Monster of the Week

Monster of the Week Takeaways

Book Summary of sessions

Keeper Agenda & Principles

Refresh before every game Keeper Agenda and Principles

Your Agenda is Made up of Three Elements

  • Make the world seem real.
  • Play to see what happens.
  • Make the hunters’ lives dangerous and scary.

The Keeper Principles

The twelve specific ways to apply your agenda

  • Put horror in everyday situations.
  • Address yourself to the hunters, not the players.
  • Use the Keeper moves, never use their names.
  • Be a fan of the hunters.
  • Build up a coherent mythology of the world as you play.
  • Nothing is safe. Kill bystanders and minions, burn down buildings, let monsters be slain.
  • Name everyone they meet, make them seem like normal folks.
  • Ask questions and build on the answers.
  • Sometimes give the hunters exactly what they earned, rather than everything they wanted.
  • Think about what’s happening off-screen.
  • You don’t always have to decide what happens.
  • Everything is a threat.

Six Basic Elements of Story

A mystery is made up of six basic elements. You can create them in any order, but I’ll show you the order I usually use:

  • A basic concept for the mystery.
  • The hook that got the hunters’ attention.
  • The Threats
  • The mystery countdown.
  • Optionally: custom moves for special aspects of the mystery.

Keeper Moves

Basic Keeper Moves

  • Separate them.
  • Reveal future badness.
  • Reveal off-screen badness.
  • Inflict harm, as established.
  • Make them investigate.
  • Make them acquire stuff.
  • Tell them the possible consequences and ask if they want to go ahead.
  • Turn their move back on them.
  • Offer an opportunity, maybe with a cost.
  • Take away some of the hunters’ stuff.
  • Put someone in trouble.
  • Make a threat move, from one of your mystery or arc threats.
  • After every move, ask what they do next.

Monster Threat Moves

  • Hint at its presence
  • Display its full might
  • Appear suddenly
  • Attack with great force and fury
  • Seize someone or something
  • Attack with stealth and calculation
  • Order underlings to do terrible acts
  • Destroy something
  • Escape, no matter how well contained it is
  • Give chase
  • Return to home ground
  • Boast and gloat, maybe revealing a secret
  • Return from seeming destruction
  • Use an unnatural power

Minion Threat Moves

  • A burst of sudden, uncontrolled violence
  • Make a coordinated attack
  • Capture someone, or steal something
  • Reveal a secret
  • Deliver someone or something to the master
  • Give chase
  • Make a threat or demand on behalf of the master
  • Run away
  • Use an unnatural power
  • Display a hint of conscience or humanity
  • Disobey the master, in some petty way

Bystander Threat Moves

  • Go off alone
  • Argue with the hunters
  • Get in the way
  • Reveal something
  • Confess their fears
  • Freak out in terror
  • Try to help the hunters
  • Try to protect people
  • Display inability or incompetence
  • Seek help or comfort

Location Threat Moves

  • Present a hazard
  • Reveal something
  • Hide something
  • Close a way
  • Open a way
  • Reshape itself
  • Trap someone
  • Offer a guide
  • Present a guardian
  • Something doesn’t work properly
  • Create a particular feeling

First Mystery

The first mystery is going to be everyone’s introduction to the hunters and to your game’s world. Build a straightforward hunt, to give the hunters space to talk and get a sense of how the team operates. Pick a classic monster that everyone will recognize from folklore, urban legend, or pop culture.
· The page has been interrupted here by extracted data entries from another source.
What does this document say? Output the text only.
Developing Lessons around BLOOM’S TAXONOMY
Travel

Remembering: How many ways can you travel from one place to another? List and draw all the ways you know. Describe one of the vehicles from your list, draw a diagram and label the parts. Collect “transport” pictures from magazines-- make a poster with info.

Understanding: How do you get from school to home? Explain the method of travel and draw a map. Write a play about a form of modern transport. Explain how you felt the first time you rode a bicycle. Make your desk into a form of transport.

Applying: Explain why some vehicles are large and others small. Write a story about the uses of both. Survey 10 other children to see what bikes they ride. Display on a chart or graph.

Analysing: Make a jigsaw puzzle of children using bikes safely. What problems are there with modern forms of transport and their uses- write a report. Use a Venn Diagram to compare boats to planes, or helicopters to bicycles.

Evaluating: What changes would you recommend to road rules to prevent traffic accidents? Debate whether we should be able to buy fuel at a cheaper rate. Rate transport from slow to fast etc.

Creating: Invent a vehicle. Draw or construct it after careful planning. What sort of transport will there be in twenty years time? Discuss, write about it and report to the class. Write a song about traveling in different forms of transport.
Once you have a monster, come up with a basic concept. Think about what the creature could want, and what bad stuff is going to happen if the hunters don’t stop it. The bad stuff might be personal, local, or apocalyptic in scale.

MotW Session Zero

  • Session Zero
  • Explain & Guide Character setup
    • Ask if the team has a concept they want to start
    • Decide why you became a team
    • Else go right to picking playbooks
  • Create Hunters together
  • Come up with team history.
  • Break!
  • Game!

MotW Session Flow

End of Session Move

Ask the following and depending on how many completed everybody gets: 1-2 = 1 exp, 3-4 = 2 exp.

  • Did we conclude the current mystery?
  • Did we learn something new and important about one of the hunters?
  • Did we learn something new and important about the world?
  • Did we save someone from certain death (or worse)?

Ask everybody if they have plans for what to do next or ideas for later.

Think about whether the mystery gave you more ideas for your existing arcs, or suggested a new one.